PRAISE BE! Not a one of you will have forgotten that Andrew Neil, former editor of the Sunday Times, currently "The Voice of Controversy" in the Daily Mail, was the first recipient of the Captain Moonlight/Trevor McDonald Towards More Colourful English Award for a startling metaphor involving dying swans and the gallows. All The Voice had to do was write in and claim his bottle of port. And now he has! Staggeringly, though, he claims not to be a reader of the column. How can he possibly have a rounded world view without it? Whatever, he expresses the hope that the award is complimentary. Naturally, my reply is carefully couched. Elsewhere in the columnar world: 1) My old chum Sir Bernard Ingham had a cracker of an opener in his piece about Paul Eddington in the Daily Express: "Sadly, I never met Paul Eddington ..." 2) Janet Daley, who doesn't get her name in fancy italics like Bernard Levin, gives up her column in the Times 3) And, finally, someone called Sarah Barnett at the Observer writes to tell me of the appointment of another mediocre columnist there. This one has red hair and a hyphen, as if it will make any difference. The release contains a stunningly illiterate sentence which I will reveal next week unless you send me a bottle of port, Sarah.

n THAT Beatles Reunion Latest: I just thought you should know that I know a man who once had a drink with another man in Ellesmere Port who was pretty sure he had taught John Lennon at art school. The Captain will reward similarly telling examples of close and cherished links with the lovable mop tops. Next!

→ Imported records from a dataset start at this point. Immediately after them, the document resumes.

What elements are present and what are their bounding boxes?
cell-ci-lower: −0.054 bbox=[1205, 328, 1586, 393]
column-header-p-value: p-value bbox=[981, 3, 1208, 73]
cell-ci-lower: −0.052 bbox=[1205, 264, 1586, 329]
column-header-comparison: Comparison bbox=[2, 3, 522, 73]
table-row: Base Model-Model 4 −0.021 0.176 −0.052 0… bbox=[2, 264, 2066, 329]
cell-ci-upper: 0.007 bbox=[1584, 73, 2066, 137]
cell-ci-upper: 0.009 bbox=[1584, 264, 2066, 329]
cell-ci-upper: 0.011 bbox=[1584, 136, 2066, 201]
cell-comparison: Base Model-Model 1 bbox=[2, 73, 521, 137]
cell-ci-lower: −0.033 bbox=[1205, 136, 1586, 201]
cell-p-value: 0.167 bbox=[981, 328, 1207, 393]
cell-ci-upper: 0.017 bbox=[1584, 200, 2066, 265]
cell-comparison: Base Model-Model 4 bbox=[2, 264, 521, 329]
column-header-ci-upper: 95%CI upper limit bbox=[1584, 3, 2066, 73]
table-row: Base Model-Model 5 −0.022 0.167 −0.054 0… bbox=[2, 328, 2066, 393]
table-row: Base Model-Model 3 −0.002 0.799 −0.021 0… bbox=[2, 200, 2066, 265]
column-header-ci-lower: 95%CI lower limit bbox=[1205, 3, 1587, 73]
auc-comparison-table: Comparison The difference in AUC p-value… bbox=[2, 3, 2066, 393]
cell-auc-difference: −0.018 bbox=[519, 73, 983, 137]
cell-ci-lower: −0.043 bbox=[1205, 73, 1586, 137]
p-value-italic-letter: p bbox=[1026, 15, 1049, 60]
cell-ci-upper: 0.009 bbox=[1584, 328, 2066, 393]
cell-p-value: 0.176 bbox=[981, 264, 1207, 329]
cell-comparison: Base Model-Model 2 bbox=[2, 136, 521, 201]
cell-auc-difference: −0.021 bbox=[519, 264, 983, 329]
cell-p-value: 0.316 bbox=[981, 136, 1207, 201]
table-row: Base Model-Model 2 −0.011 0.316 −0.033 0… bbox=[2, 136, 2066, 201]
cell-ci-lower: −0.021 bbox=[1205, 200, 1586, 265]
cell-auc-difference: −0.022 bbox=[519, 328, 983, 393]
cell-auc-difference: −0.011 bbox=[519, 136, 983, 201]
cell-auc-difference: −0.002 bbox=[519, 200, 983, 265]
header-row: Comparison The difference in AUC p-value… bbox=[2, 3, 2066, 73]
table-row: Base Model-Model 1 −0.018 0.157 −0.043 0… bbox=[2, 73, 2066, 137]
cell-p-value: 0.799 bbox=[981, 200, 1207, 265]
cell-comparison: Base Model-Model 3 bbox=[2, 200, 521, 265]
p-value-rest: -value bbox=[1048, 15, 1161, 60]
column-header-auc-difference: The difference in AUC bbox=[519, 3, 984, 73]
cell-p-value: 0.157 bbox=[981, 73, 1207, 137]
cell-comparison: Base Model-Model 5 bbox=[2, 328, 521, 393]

YOU probably didn't notice, such is the seamless quality of service we provide here, but this particular Captain has been away for a couple of weeks. We started off in Ormskirk, centre of the Lancashire potato- growing industry. Not the biggest producer, but, we believe, the best, particularly the Nadine, which has everything the discerning baked-potato consumer could desire. Not a good chipper, though; you want one of our Pipers or an Estima for that. Production? Down a third, actually, because of all that hot weather. No, you still can't see the sea at Southport. Then we went over to the Vale of Belvoir, where we visited Belvoir Castle, and I had a brief conversation with its distinguished owner, the Duke of Rutland. "Excuse me," he said, as he led a party into the ballroom. My other highlight was witnessing the first ever decent game of rugby at Harlequins' Stoop ground, where St Helens outplayed the London Broncos. But now, lean, eager, I'm ready for anything. Did you know, for example, that Britt Ekland, Rolf Harris and Lionel Blair are turning on the Regent Street Christmas lights on Tuesday night? Don't fret, I'll tell you all about it next week!

The Captain's catch-up Service

YUP, here it is again, my exclusive review of the week's more telling news items ... Colonel Gaddafi's favourite author is Dame Barbara Cartland, Miss Christina Foyle, of that bookshop, revealed ... Morris dancers are going to install sound insulation in the scout hut at Ditchling, Sussex, after complaints that they were banging their sticks and whooping too loudly ... D L Searle, a geologist from Ipswich, wrote to the Daily Telegraph to say that he couldn't understand the fuss about the 17-year-old boy who had stitched up a woman's leg in a hospital. Dr Searle said he had "performed many operations in the Kenyan bush where I was the only white man ... Stitches were done with fine twine" ... Christmas geese will be in short supply this year because ganders and their mates lost much of their sex drive during the hot summer ... The Vatican has trained 24 young priests as astronaut missionaries, according to the World Weekly News. "It signals that the Vatican is prepared to spend millions, even billions, of dollars to convert extraterrestrials to a religion that is almost certainly not their own," Rudolph Koller, a theologian, told reporters in Salzburg.